I always wanted happily ever after. It’s why I wanted to be named Elizabeth from Boston, and I wanted a bouncy blond ponytail to wear when I ran track. Instead, I was Jessie from the then small, Nashville, and my hair was either too short or too thin for a perfect ponytail, and I had asthma often induced by exercise. I did not want to give away my perfectly adorable Airedale terrier puppy, Ralph, after he bit someone but we had to so instead of Ralph, I was stuck with our pet snake, Jungle Boogie.
It’s why I make slime with Simon and attempt to cook for the kids and between the two, I am better at making slime. Regardless of the number of failed dinner attempts, I still keep trying even though often it is close to inedible and I end up saying in my messy kitchen “Mom made another bad meal. How about cereal?” In my head, happily ever after families eat home cooked meals around the dinner table.
It's why I post happily ever after pictures on Facebook, although sometimes I have to stop myself from looking at others. It's why I read food labels and have professional family pictures taken. It's the reason I was a room mom at least once for both of my children and buy thick beach towels like Junebug remembers her best friend with a happily ever after family had at the pool.
It’s why when I said “I do” to Jay, I did over and over again until I was dizzy at the bottom of the rabbit hole but even then I did not stop. "I feel like I am going crazy," I said to Jay several years ago on the phone. "Let's meet in 30 minutes," he said and soon after we met, I fell onto my knees. I never prayed before but Jay needed help and I was desperate and alone. My friend encouraged me to try it, so I did even though it felt very unnatural.

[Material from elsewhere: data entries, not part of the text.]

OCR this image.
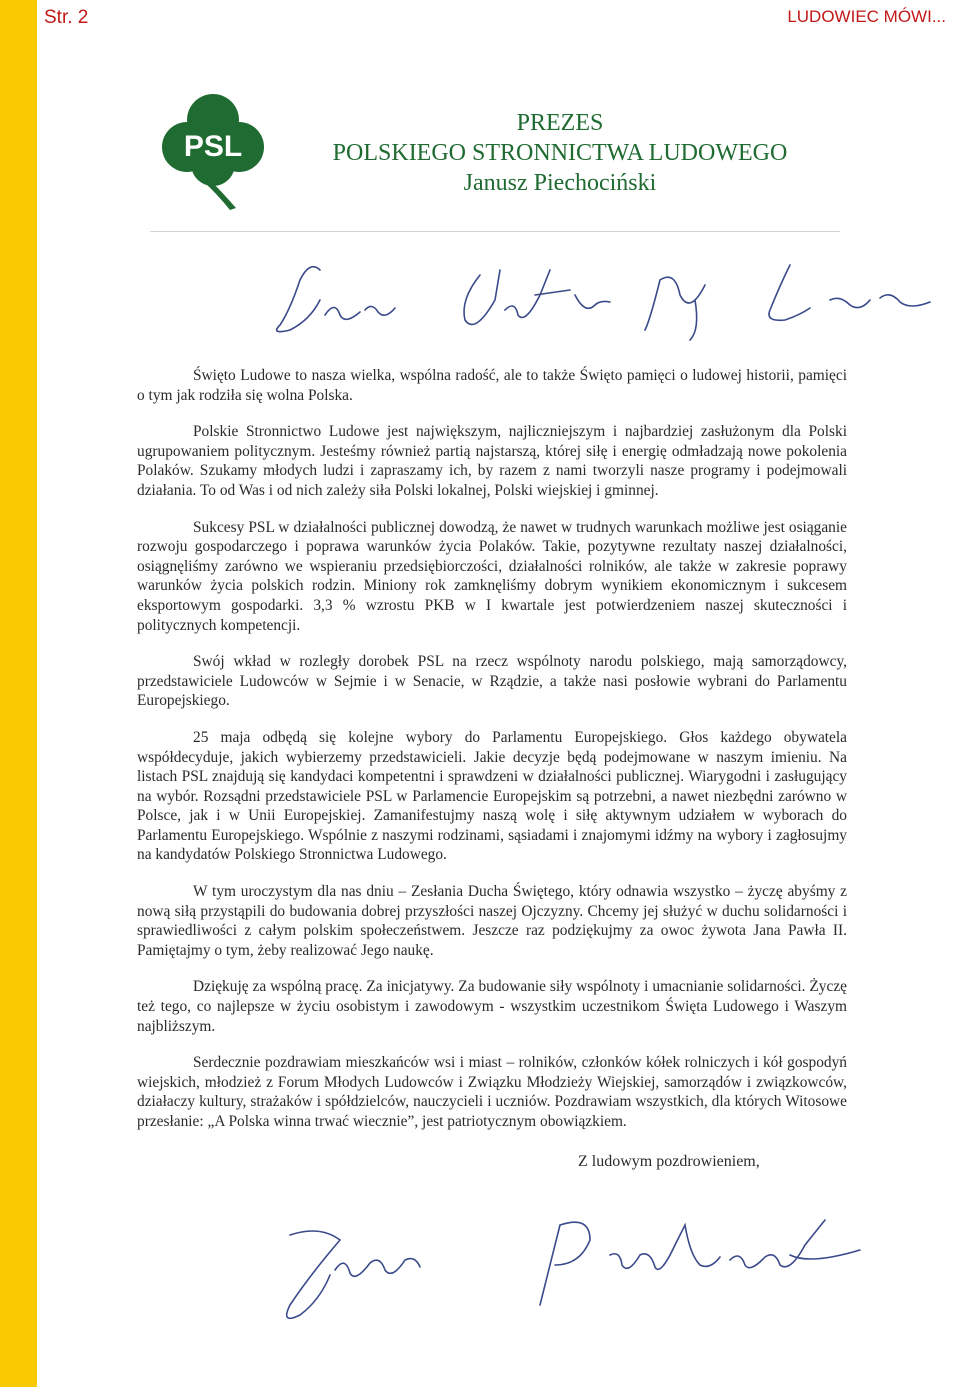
Str. 2	LUDOWIEC MÓWI...
PSL
PREZES
POLSKIEGO STRONNICTWA LUDOWEGO
Janusz Piechociński

Święto Ludowe to nasza wielka, wspólna radość, ale to także Święto pamięci o ludowej historii, pamięci o tym jak rodziła się wolna Polska.

Polskie Stronnictwo Ludowe jest największym, najliczniejszym i najbardziej zasłużonym dla Polski ugrupowaniem politycznym. Jesteśmy również partią najstarszą, której siłę i energię odmładzają nowe pokolenia Polaków. Szukamy młodych ludzi i zapraszamy ich, by razem z nami tworzyli nasze programy i podejmowali działania. To od Was i od nich zależy siła Polski lokalnej, Polski wiejskiej i gminnej.

Sukcesy PSL w działalności publicznej dowodzą, że nawet w trudnych warunkach możliwe jest osiąganie rozwoju gospodarczego i poprawa warunków życia Polaków. Takie, pozytywne rezultaty naszej działalności, osiągnęliśmy zarówno we wspieraniu przedsiębiorczości, działalności rolników, ale także w zakresie poprawy warunków życia polskich rodzin. Miniony rok zamknęliśmy dobrym wynikiem ekonomicznym i sukcesem eksportowym gospodarki. 3,3 % wzrostu PKB w I kwartale jest potwierdzeniem naszej skuteczności i politycznych kompetencji.

Swój wkład w rozległy dorobek PSL na rzecz wspólnoty narodu polskiego, mają samorządowcy, przedstawiciele Ludowców w Sejmie i w Senacie, w Rządzie, a także nasi posłowie wybrani do Parlamentu Europejskiego.

25 maja odbędą się kolejne wybory do Parlamentu Europejskiego. Głos każdego obywatela współdecyduje, jakich wybierzemy przedstawicieli. Jakie decyzje będą podejmowane w naszym imieniu. Na listach PSL znajdują się kandydaci kompetentni i sprawdzeni w działalności publicznej. Wiarygodni i zasługujący na wybór. Rozsądni przedstawiciele PSL w Parlamencie Europejskim są potrzebni, a nawet niezbędni zarówno w Polsce, jak i w Unii Europejskiej. Zamanifestujmy naszą wolę i siłę aktywnym udziałem w wyborach do Parlamentu Europejskiego. Wspólnie z naszymi rodzinami, sąsiadami i znajomymi idźmy na wybory i zagłosujmy na kandydatów Polskiego Stronnictwa Ludowego.

W tym uroczystym dla nas dniu – Zesłania Ducha Świętego, który odnawia wszystko – życzę abyśmy z nową siłą przystąpili do budowania dobrej przyszłości naszej Ojczyzny. Chcemy jej służyć w duchu solidarności i sprawiedliwości z całym polskim społeczeństwem. Jeszcze raz podziękujmy za owoc żywota Jana Pawła II. Pamiętajmy o tym, żeby realizować Jego naukę.

Dziękuję za wspólną pracę. Za inicjatywy. Za budowanie siły wspólnoty i umacnianie solidarności. Życzę też tego, co najlepsze w życiu osobistym i zawodowym - wszystkim uczestnikom Święta Ludowego i Waszym najbliższym.

Serdecznie pozdrawiam mieszkańców wsi i miast – rolników, członków kółek rolniczych i kół gospodyń wiejskich, młodzież z Forum Młodych Ludowców i Związku Młodzieży Wiejskiej, samorządów i związkowców, działaczy kultury, strażaków i spółdzielców, nauczycieli i uczniów. Pozdrawiam wszystkich, dla których Witosowe przesłanie: „A Polska winna trwać wiecznie”, jest patriotycznym obowiązkiem.

Z ludowym pozdrowieniem,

It is not a Jewish tradition to get on your knees but to me, it felt symbolic for asking the universe to help. It was an attempt in surrender after feeling exhausted and left with few places to turn in our world where happily ever after is acceptable and anything less, leaves you vulnerable to rejection and judgment.
My mom is a Pathologist and science and the great outdoors are her religion of choice, and National Geographic is her bible. She freezes beautiful birds that have met their end flying into windows of her home and shows them to her grandkids. A career of autopsies and holding the fallen colorful wings of death in her hands while saying "look how beautiful" to her grandkids might explain why we never spoke of prayer in our home. She was followed home by mountain lions during the long walk home to her farm from school and was one of three women in her medical school class. She outran and outsmarted and befriended what drives many of us to look for something bigger than ourselves.

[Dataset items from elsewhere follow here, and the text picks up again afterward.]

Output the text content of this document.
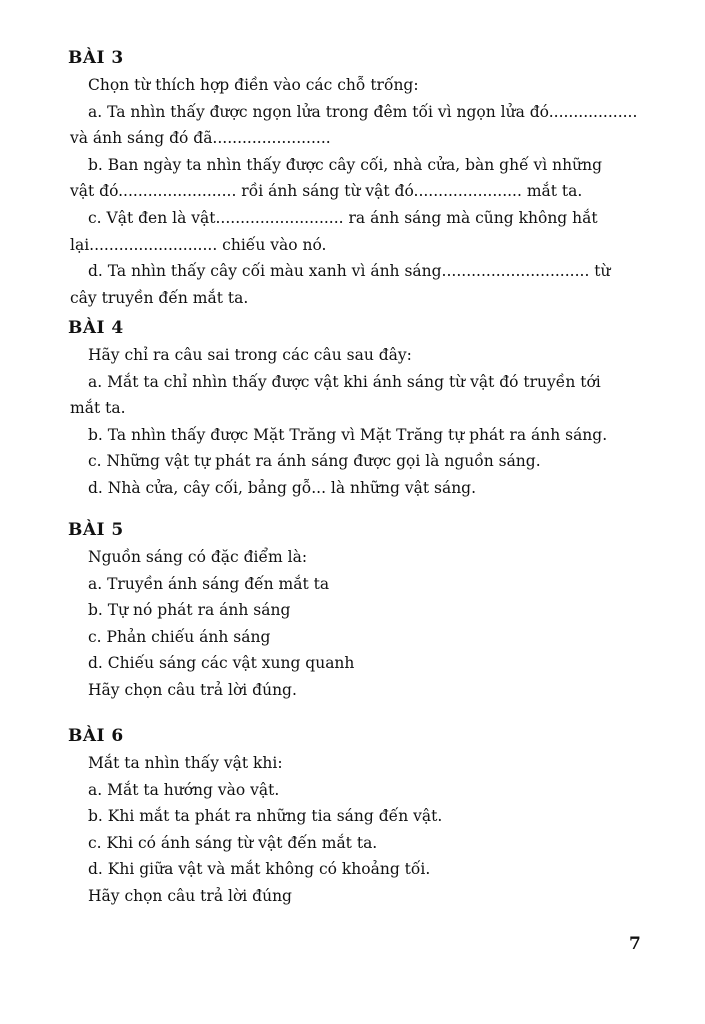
BÀI 3
Chọn từ thích hợp điền vào các chỗ trống:
a. Ta nhìn thấy được ngọn lửa trong đêm tối vì ngọn lửa đó..................
và ánh sáng đó đã........................
b. Ban ngày ta nhìn thấy được cây cối, nhà cửa, bàn ghế vì những
vật đó........................ rồi ánh sáng từ vật đó...................... mắt ta.
c. Vật đen là vật.......................... ra ánh sáng mà cũng không hắt
lại.......................... chiếu vào nó.
d. Ta nhìn thấy cây cối màu xanh vì ánh sáng.............................. từ
cây truyền đến mắt ta.
BÀI 4
Hãy chỉ ra câu sai trong các câu sau đây:
a. Mắt ta chỉ nhìn thấy được vật khi ánh sáng từ vật đó truyền tới
mắt ta.
b. Ta nhìn thấy được Mặt Trăng vì Mặt Trăng tự phát ra ánh sáng.
c. Những vật tự phát ra ánh sáng được gọi là nguồn sáng.
d. Nhà cửa, cây cối, bảng gỗ... là những vật sáng.
BÀI 5
Nguồn sáng có đặc điểm là:
a. Truyền ánh sáng đến mắt ta
b. Tự nó phát ra ánh sáng
c. Phản chiếu ánh sáng
d. Chiếu sáng các vật xung quanh
Hãy chọn câu trả lời đúng.
BÀI 6
Mắt ta nhìn thấy vật khi:
a. Mắt ta hướng vào vật.
b. Khi mắt ta phát ra những tia sáng đến vật.
c. Khi có ánh sáng từ vật đến mắt ta.
d. Khi giữa vật và mắt không có khoảng tối.
Hãy chọn câu trả lời đúng
7
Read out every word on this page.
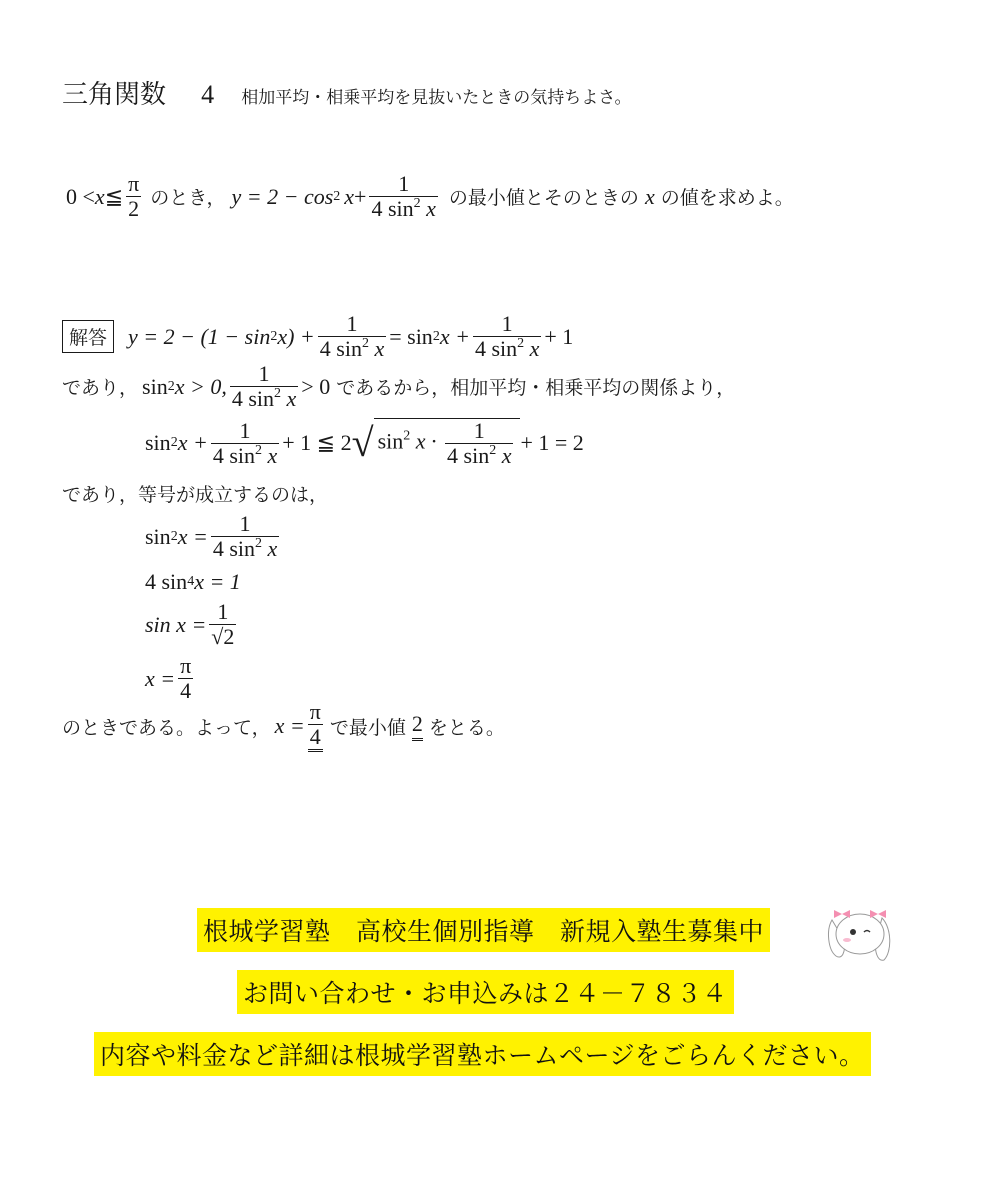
三角関数 4 相加平均・相乗平均を見抜いたときの気持ちよさ。
0 < x ≦ $\frac{\pi}{2}$ のとき， y = 2 − cos 2 $x + \frac{1}{4 \sin^2 x}$ の最小値とそのときの x の値を求めよ。
解答 y = 2 − (1 − sin 2 $x) + \frac{1}{4 \sin^2 x} = \sin 2$ $x + \frac{1}{4 \sin^2 x} + 1$
であり， sin 2 x > 0, $\frac{1}{4 \sin^2 x} > 0$ であるから，相加平均・相乗平均の関係より，
sin 2 $x + \frac{1}{4 \sin^2 x} + 1$ ≦ 2 √ $\sin^2 x \cdot \frac{1}{4 \sin^2 x} + 1 = 2$
であり，等号が成立するのは，
sin 2 $x = \frac{1}{4 \sin^2 x}$
4 sin 4 x = 1
$\sin x = \frac{1}{√2}$
$x = \frac{\pi}{4}$
のときである。よって， $x = \frac{\pi}{4}$ で最小値 2 をとる。
根城学習塾　高校生個別指導　新規入塾生募集中
お問い合わせ・お申込みは２４－７８３４
内容や料金など詳細は根城学習塾ホームページをごらんください。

To this day, even uttering any form of the word “pray” still feels uncomfortable to me. But I was tired of happily ever afters falling away, and if I was going to fall again, my knees felt like the only choice. Sometimes Jay and I would fall to our knees together. We wanted happily ever after.
Jay and I did not find happily ever after but I know we found many moments of happy. Life is imperfect, and ever afters I am finding are impossible, and the rabbit hole is grief for all the ways life has not always been what I wish. As they say, the only way out is through so I know the more I am willing to go through the rabbit hole, I am coming to see I always find my way out where more happy is waiting.